Mercredi, la journaliste américano-palestinienne Al-Jazira, de Qatar TV, a été touchée d’une balle à la tête alors qu’elle couvrait un raid militaire israélien sur le camp de réfugiés de Jénine, au nord de la Cisjordanie, territoire palestinien occupé par Israël depuis 1967. Elle transportait un gilet pare-balle scellé “presse” et un casque de reportage.

Ce murmure a abouti, vendredi soir, à une déclaration unanime du Conseil de sécurité de l’ONU, qui l’a “fermement condamné”.

Initiée par les Etats-Unis, cette très rare position unanime du Conseil de sécurité sur un sujet concernant Israël soutient également une demande d'”enquête immédiate, approfondie, transparente et impartiale” sur ce meurtre. Elle évoque la “nécessité de garantir une responsabilité” de son ou de ses auteurs, selon le texte obtenu par l’AFP.

A une heure de grande écoute, Israël a affirmé qu’il avait “probablement” réussi à tirer sur la Palestine. Mais l’Etat hébreu n’a alors pas dit que la balle avait été tirée par ses soldats.
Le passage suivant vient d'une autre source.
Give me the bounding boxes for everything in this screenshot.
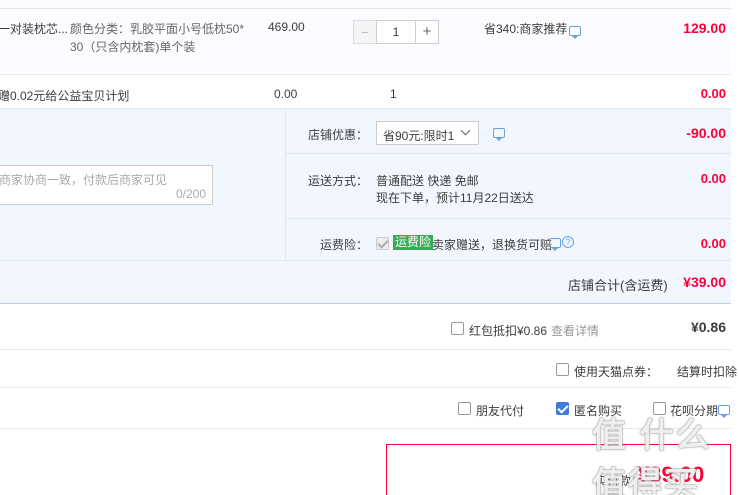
buyer-message-input[interactable]: 商家协商一致，付款后商家可见 0/200: [0, 165, 213, 205]
item-title-link[interactable]: 一对装枕芯...: [0, 20, 68, 37]
chat-icon[interactable]: [493, 128, 505, 141]
divider: [285, 153, 731, 154]
chevron-down-icon: [460, 125, 471, 136]
divider: [0, 8, 731, 9]
shipping-method: 普通配送 快递 免邮: [376, 174, 479, 188]
anonymous-checkbox[interactable]: [556, 402, 569, 415]
quantity-minus-button[interactable]: −: [353, 20, 377, 44]
friend-pay-checkbox[interactable]: [458, 402, 471, 415]
item-subtotal: 129.00: [683, 20, 726, 36]
insurance-label: 运费险：: [320, 238, 369, 252]
shop-discount-amount: -90.00: [686, 125, 726, 141]
redpacket-details-link[interactable]: 查看详情: [551, 322, 599, 339]
shipping-label: 运送方式：: [308, 174, 369, 188]
item-sku-line2: 30（只含内枕套)单个装: [70, 40, 196, 54]
shop-discount-select-value: 省90元:限时1: [383, 129, 455, 143]
insurance-checkbox[interactable]: [376, 237, 389, 250]
quantity-stepper: − 1 +: [353, 20, 439, 44]
chat-icon[interactable]: [569, 26, 581, 39]
buyer-message-count: 0/200: [175, 187, 206, 201]
item-promo: 省340:商家推荐: [484, 22, 568, 36]
help-icon[interactable]: ?: [562, 236, 574, 248]
shipping-amount: 0.00: [700, 171, 726, 186]
shop-discount-label: 店铺优惠：: [308, 128, 369, 142]
charity-label: 赠0.02元给公益宝贝计划: [0, 89, 130, 103]
friend-pay-label: 朋友代付: [476, 404, 525, 418]
coupon-note: 结算时扣除: [677, 365, 738, 379]
redpacket-checkbox[interactable]: [451, 322, 464, 335]
divider: [0, 387, 731, 388]
divider: [0, 260, 731, 261]
watermark-logo: 值 什么值得买: [592, 417, 712, 495]
charity-subtotal: 0.00: [700, 86, 726, 101]
divider: [0, 74, 731, 75]
insurance-desc: 卖家赠送，退换货可赔: [432, 238, 553, 252]
charity-price: 0.00: [274, 87, 298, 101]
buyer-message-placeholder: 商家协商一致，付款后商家可见: [0, 173, 168, 187]
divider: [0, 349, 731, 350]
insurance-badge: 运费险: [393, 235, 434, 250]
redpacket-amount: ¥0.86: [690, 319, 726, 335]
shop-discount-select[interactable]: 省90元:限时1: [376, 121, 479, 145]
divider: [285, 218, 731, 219]
charity-qty: 1: [390, 87, 397, 101]
shop-total-amount: ¥39.00: [683, 274, 726, 290]
redpacket-label: 红包抵扣¥0.86: [469, 324, 548, 338]
chat-icon[interactable]: [549, 238, 561, 251]
insurance-amount: 0.00: [700, 236, 726, 251]
shipping-eta: 现在下单，预计11月22日送达: [376, 191, 534, 205]
quantity-input[interactable]: 1: [376, 20, 416, 44]
divider: [285, 108, 286, 260]
coupon-label: 使用天猫点券：: [574, 365, 659, 379]
coupon-checkbox[interactable]: [556, 363, 569, 376]
quantity-plus-button[interactable]: +: [415, 20, 439, 44]
item-price: 469.00: [268, 20, 305, 34]
item-sku-line1: 颜色分类：乳胶平面小号低枕50*: [70, 22, 245, 36]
L’Autorité palestinienne, Al-Jazira et le gouvernement qatari ont accusé l’armée israélienne d’avoir l’armée.

“Profondément choquant”

La représentation française à Jérusalem a qualifié de “profondément choquantes” les “violations policières” à l’hôpital Saint-Joseph.
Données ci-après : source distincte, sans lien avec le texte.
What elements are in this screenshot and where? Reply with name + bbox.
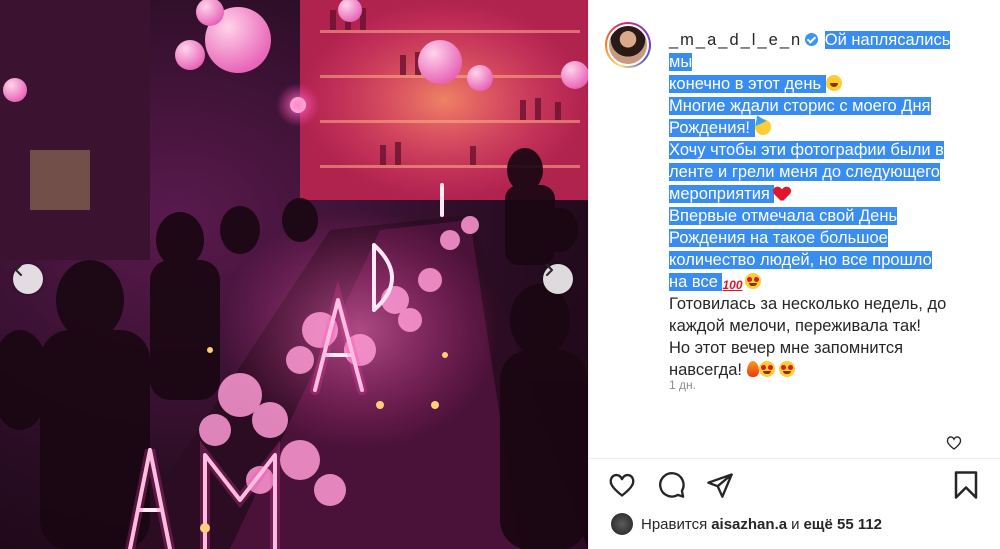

“Les forces d’occupation ne se sont pas cantonnées à Shireen (…) mais elles ont terrorisé ceux qui les ont accompagnées jusqu’à leur dernière mort”, ont affirmé les affaires étrangères du Qatar.

Après l’intervention de la police, la foule a accompagné le garde jusqu’à une église de la Vieille Ville où se tenait une foire, avant d’être détenue au cimetière.

Les sapeurs-pompiers du journaliste de 51 ans ont eu lieu alors que de nouveaux heurts se produisaient à et aux alentours de Jénine.

Un policier israélien a été tué lors d’une opération de l’armée israélienne à Burqin “contre des terroristes”, selon un communiqué officiel. Le groupe militant palestinien Jihad a indiqué que ses combattants ont été tués.

Dans le camp de réfugiés de Jénine, 13 Palestiniens ont été blessés, selon le ministère palestinien de la Santé.

L’armée israélienne a affirmé avoir lancé plusieurs opérations pour appréhender les Palestiniens qui fouillaient dans le camp de Jénine, un bastion des factions de l’armée palestinienne qui étaient à l’origine les auteurs des récents massacres en Israël.

Enquêtes

La mort de Shireen Abu Akleh a suscité une vague d’émotion dans les Territoires palestiniens, dans le monde arabe où ses reportages sont suivis depuis plus de deux décennies, en Europe et aux Etats-Unis. Plusieurs appels à une enquête “transparente” ont été lancés.

Selon un communiqué publié vendredi par le bureau du procureur général palestinien à Ramallah aux États-Unis, “les premiers résultats de l’enquête sur la scène du crime ont montré que la seule source d’incendie était les forces d’occupation israéliennes”.

Avant lui, l’armée israélienne avait indiqué qu’il n’était pas possible de déterminer dans l’immédiat les suites immédiates des résultats de son enquête. Le tir pourrait également être d’origine palestinienne et israélienne, selon elle.

Les autorités israéliennes se plaignent de remettre le ballon afin de procéder à un examen balistique. Ils ont suggéré que des experts palestiniens et américains soient présents lors de l’examen.

Mais le président de l’Autorité palestinienne, Mahmoud Abbas, a rejeté une enquête conjointe avec Israël. “Les autorités israéliennes ont commis ce crime et nous ne leur faisons pas confiance.”

Des manifestations contre la mort du journaliste ont eu lieu dans plusieurs pays et dans les Territoires palestiniens.

Sur le toit d’un meuble de la place centrale de Ramallah en Cisjordanie, le panneau d’affichage public affiche un portrait du journaliste, accompagné d’un message : “A la Revue Shireen, à la Revue de la Voix de la Palestine”.